Chapter 413: The Rotten Fruit of Liberty
A long puff of smoke rose from the foxhole dug just outside the ruins of the Palace of Versailles, half of which had been reduced to rubble in the chaos that overtook the failed French Republic following its humiliating and devastating losses during the Great War.
Over three million Frenchmen lay dead along the border of the German Reich, their bodies turned to mulch beneath the machines of war that climbed over them and pushed forward toward the city of Paris just a year ago.
Their deaths were caused by incompetent, corrupt, and outright ignorant politicians elected by the uneducated masses. These men were sent to fight a war they were incapable of winning and repeatedly thrown into the meat grinder by generals too proud to admit they had no means of penetrating the defenses their enemies had prepared a decade before the first shot was fired.
It had been a senseless slaughter of epic proportions—one with longer-lasting effects than anyone had anticipated.

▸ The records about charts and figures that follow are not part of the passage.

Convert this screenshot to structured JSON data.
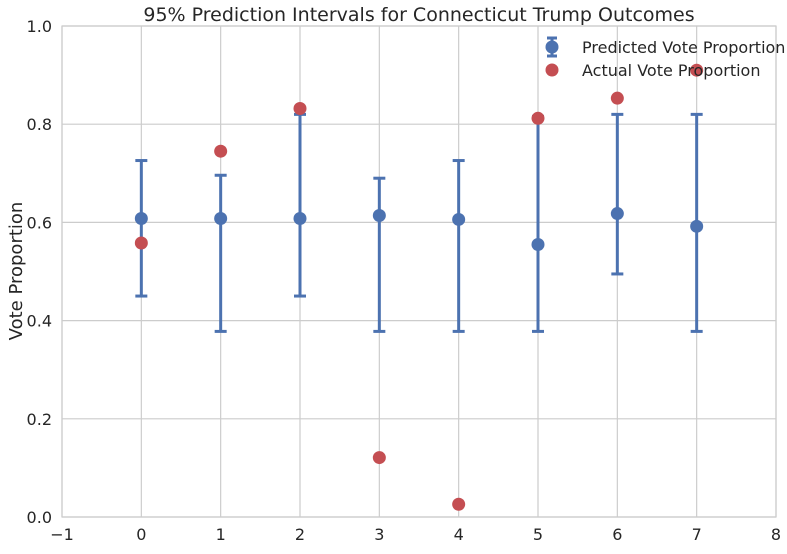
{
  "chart_data": {
    "type": "scatter",
    "title": "95% Prediction Intervals for Connecticut Trump Outcomes",
    "xlabel": "",
    "ylabel": "Vote Proportion",
    "xlim": [
      -1,
      8
    ],
    "ylim": [
      0.0,
      1.0
    ],
    "xticks": [
      "−1",
      "0",
      "1",
      "2",
      "3",
      "4",
      "5",
      "6",
      "7",
      "8"
    ],
    "xtick_values": [
      -1,
      0,
      1,
      2,
      3,
      4,
      5,
      6,
      7,
      8
    ],
    "yticks": [
      "0.0",
      "0.2",
      "0.4",
      "0.6",
      "0.8",
      "1.0"
    ],
    "ytick_values": [
      0.0,
      0.2,
      0.4,
      0.6,
      0.8,
      1.0
    ],
    "grid": true,
    "legend_position": "top-right",
    "series": [
      {
        "name": "Predicted Vote Proportion",
        "color": "#4c72b0",
        "marker": "errorbar",
        "x": [
          0,
          1,
          2,
          3,
          4,
          5,
          6,
          7
        ],
        "y": [
          0.608,
          0.608,
          0.608,
          0.614,
          0.606,
          0.555,
          0.618,
          0.592
        ],
        "lower": [
          0.45,
          0.378,
          0.45,
          0.378,
          0.378,
          0.378,
          0.495,
          0.378
        ],
        "upper": [
          0.726,
          0.696,
          0.82,
          0.69,
          0.726,
          0.816,
          0.82,
          0.82
        ]
      },
      {
        "name": "Actual Vote Proportion",
        "color": "#c44e52",
        "marker": "point",
        "x": [
          0,
          1,
          2,
          3,
          4,
          5,
          6,
          7
        ],
        "y": [
          0.558,
          0.745,
          0.832,
          0.121,
          0.026,
          0.812,
          0.853,
          0.91
        ]
      }
    ]
  }
}
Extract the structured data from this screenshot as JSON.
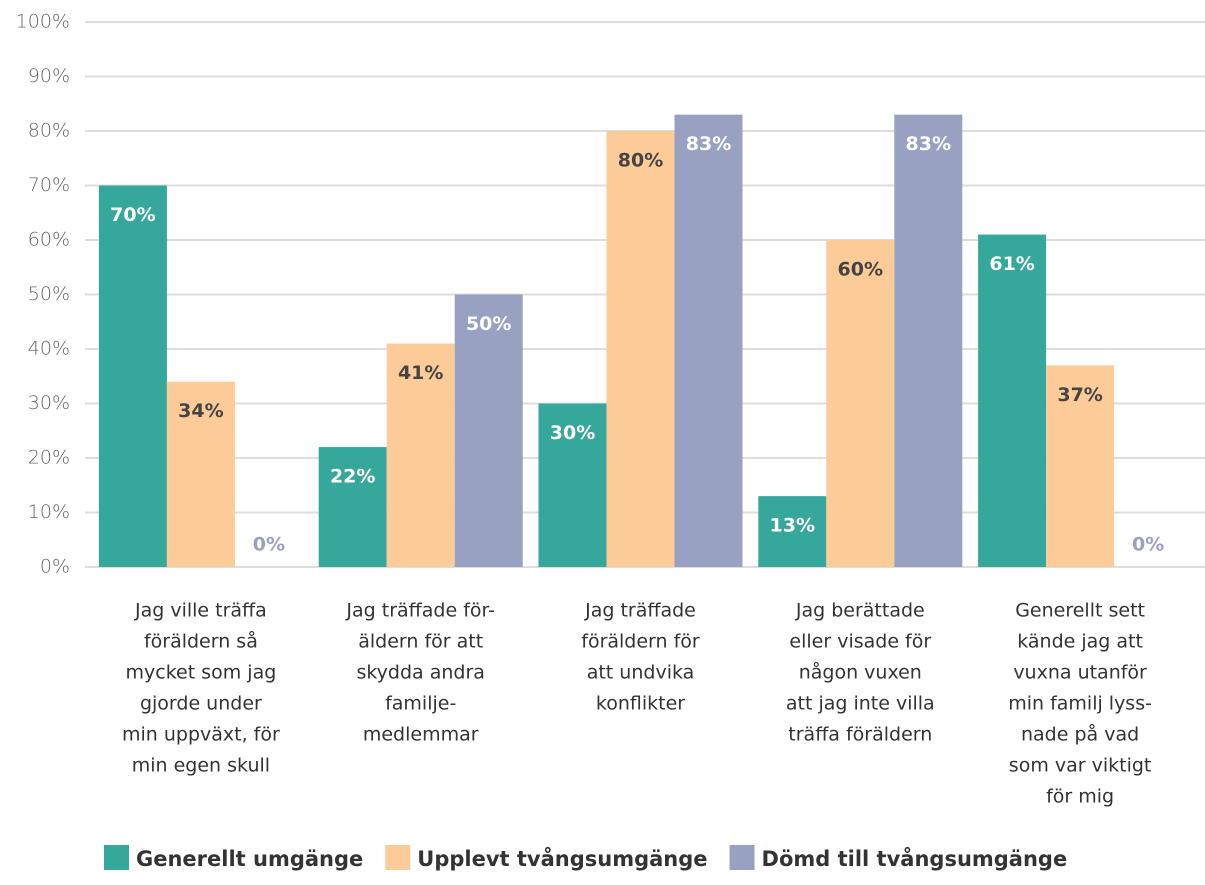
{
  "chart_data": {
    "type": "bar",
    "categories": [
      [
        "Jag ville träffa",
        "föräldern så",
        "mycket som jag",
        "gjorde under",
        "min uppväxt, för",
        "min egen skull"
      ],
      [
        "Jag träffade för-",
        "äldern för att",
        "skydda andra",
        "familje-",
        "medlemmar"
      ],
      [
        "Jag träffade",
        "föräldern för",
        "att undvika",
        "konflikter"
      ],
      [
        "Jag berättade",
        "eller visade för",
        "någon vuxen",
        "att jag inte villa",
        "träffa föräldern"
      ],
      [
        "Generellt sett",
        "kände jag att",
        "vuxna utanför",
        "min familj lyss-",
        "nade på vad",
        "som var viktigt",
        "för mig"
      ]
    ],
    "series": [
      {
        "name": "Generellt umgänge",
        "color": "#35a89b",
        "values": [
          70,
          22,
          30,
          13,
          61
        ],
        "value_labels": [
          "70%",
          "22%",
          "30%",
          "13%",
          "61%"
        ]
      },
      {
        "name": "Upplevt tvångsumgänge",
        "color": "#fdcb98",
        "values": [
          34,
          41,
          80,
          60,
          37
        ],
        "value_labels": [
          "34%",
          "41%",
          "80%",
          "60%",
          "37%"
        ]
      },
      {
        "name": "Dömd till tvångsumgänge",
        "color": "#98a1c1",
        "values": [
          0,
          50,
          83,
          83,
          0
        ],
        "value_labels": [
          "0%",
          "50%",
          "83%",
          "83%",
          "0%"
        ]
      }
    ],
    "ylim": [
      0,
      100
    ],
    "yticks": [
      {
        "value": 0,
        "label": "0%"
      },
      {
        "value": 10,
        "label": "10%"
      },
      {
        "value": 20,
        "label": "20%"
      },
      {
        "value": 30,
        "label": "30%"
      },
      {
        "value": 40,
        "label": "40%"
      },
      {
        "value": 50,
        "label": "50%"
      },
      {
        "value": 60,
        "label": "60%"
      },
      {
        "value": 70,
        "label": "70%"
      },
      {
        "value": 80,
        "label": "80%"
      },
      {
        "value": 90,
        "label": "90%"
      },
      {
        "value": 100,
        "label": "100%"
      }
    ],
    "grid": true,
    "legend": "bottom"
  }
}
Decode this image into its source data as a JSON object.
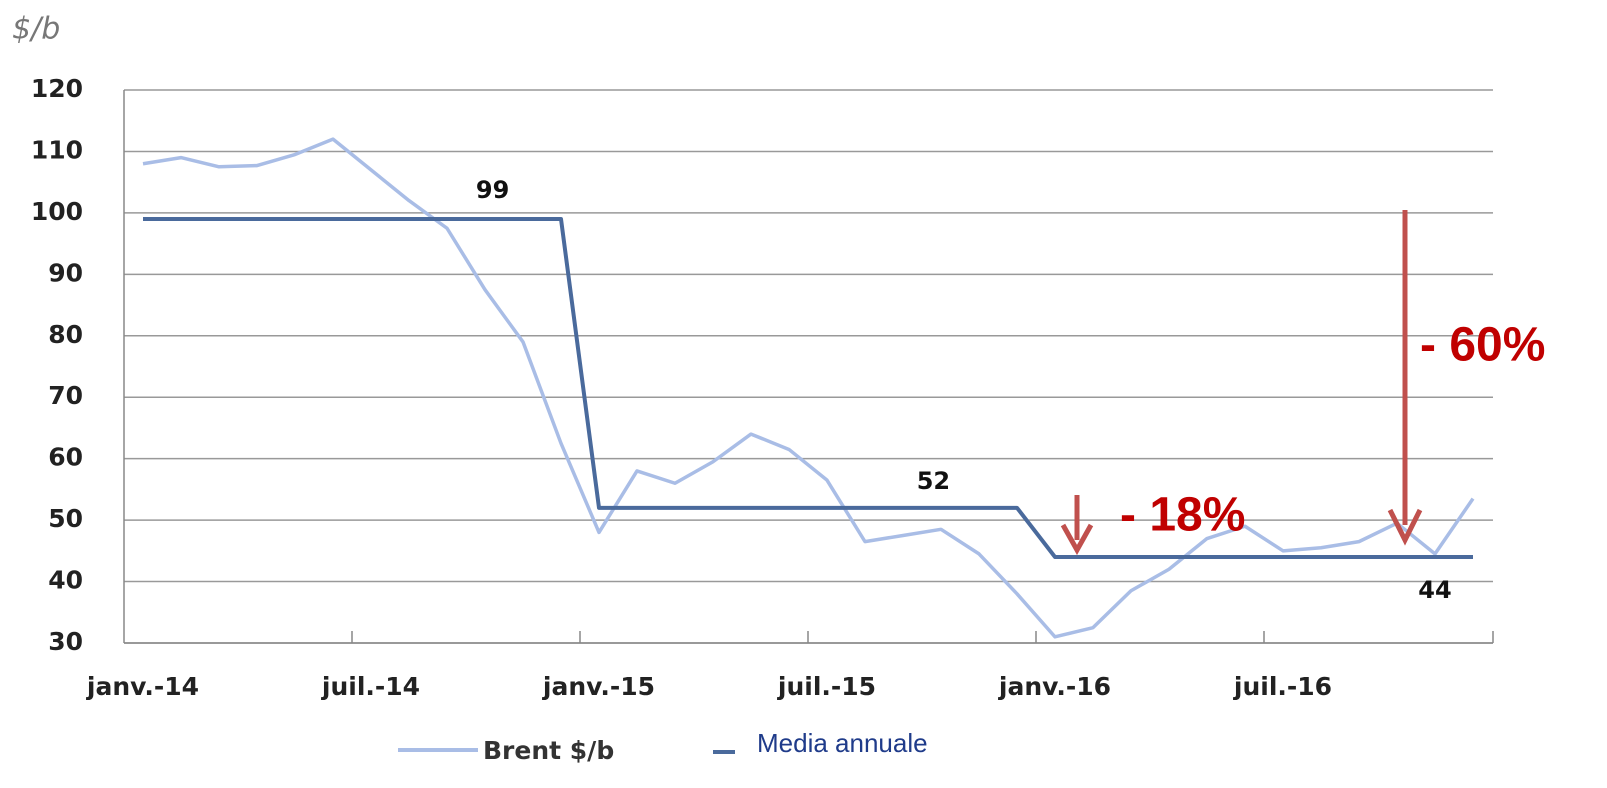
{
  "chart_data": {
    "type": "line",
    "y_unit": "$/b",
    "categories": [
      "janv.-14",
      null,
      null,
      null,
      null,
      null,
      "juil.-14",
      null,
      null,
      null,
      null,
      null,
      "janv.-15",
      null,
      null,
      null,
      null,
      null,
      "juil.-15",
      null,
      null,
      null,
      null,
      null,
      "janv.-16",
      null,
      null,
      null,
      null,
      null,
      "juil.-16",
      null,
      null,
      null,
      null,
      null
    ],
    "series": [
      {
        "name": "Brent $/b",
        "color": "#a9bde6",
        "values": [
          108,
          109,
          107.5,
          107.7,
          109.5,
          112,
          107,
          102,
          97.5,
          87.5,
          79,
          62.5,
          48,
          58,
          56,
          59.5,
          64,
          61.5,
          56.5,
          46.5,
          47.5,
          48.5,
          44.5,
          38,
          31,
          32.5,
          38.5,
          42,
          47,
          49,
          45,
          45.5,
          46.5,
          49.5,
          44.5,
          53.5
        ]
      },
      {
        "name": "Media annuale",
        "color": "#4a6a9c",
        "values": [
          99,
          99,
          99,
          99,
          99,
          99,
          99,
          99,
          99,
          99,
          99,
          99,
          52,
          52,
          52,
          52,
          52,
          52,
          52,
          52,
          52,
          52,
          52,
          52,
          44,
          44,
          44,
          44,
          44,
          44,
          44,
          44,
          44,
          44,
          44,
          44
        ]
      }
    ],
    "annotations": [
      "- 60%",
      "- 18%"
    ],
    "ylim": [
      30,
      120
    ],
    "yticks": [
      30,
      40,
      50,
      60,
      70,
      80,
      90,
      100,
      110,
      120
    ],
    "grid": true
  }
}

The French soldiers who were lucky enough to be captured alive by the Germans—and who were treated like guests at a four-star resort during their tenure as prisoners of war—returned to find their families buried beneath the earth.
Disease, starvation, and the collapse of internal order allowed less civilized elements to form roving bands that ravaged the countryside while ideologues fought for control in the metropolitan areas.
The colonies? An afterthought of a government desperately trying to cling to power. They tried to commission returning soldiers—bitter and hardened by war—to fight the revolutionaries, both Marxist and reactionary in origin.
There was just one problem: with no sustainable economy, and with the country under the control of brigand kings, local warlords, and fanatical murderers of every denomination, what could they possibly offer these men? What promise could convince them to risk their lives for a government that had already betrayed them?
Instead, many took up arms not for the glory of France or the survival of its Republic—which, let’s face it, was already dead and buried beneath the weight of properly forged German steel—but because the struggle was all they had left.
Rifles from every conceivable nation were in their hands—German, Italian, British, French, Spanish. If a port existed, weapons found their way into the hands of those trying to stake their claim.
Charles de Gaulle led one such militia, having seized the estate grounds of the ruined Palace of Versailles and converted them into a fortress—a staging ground for an advance into the shattered city of Paris.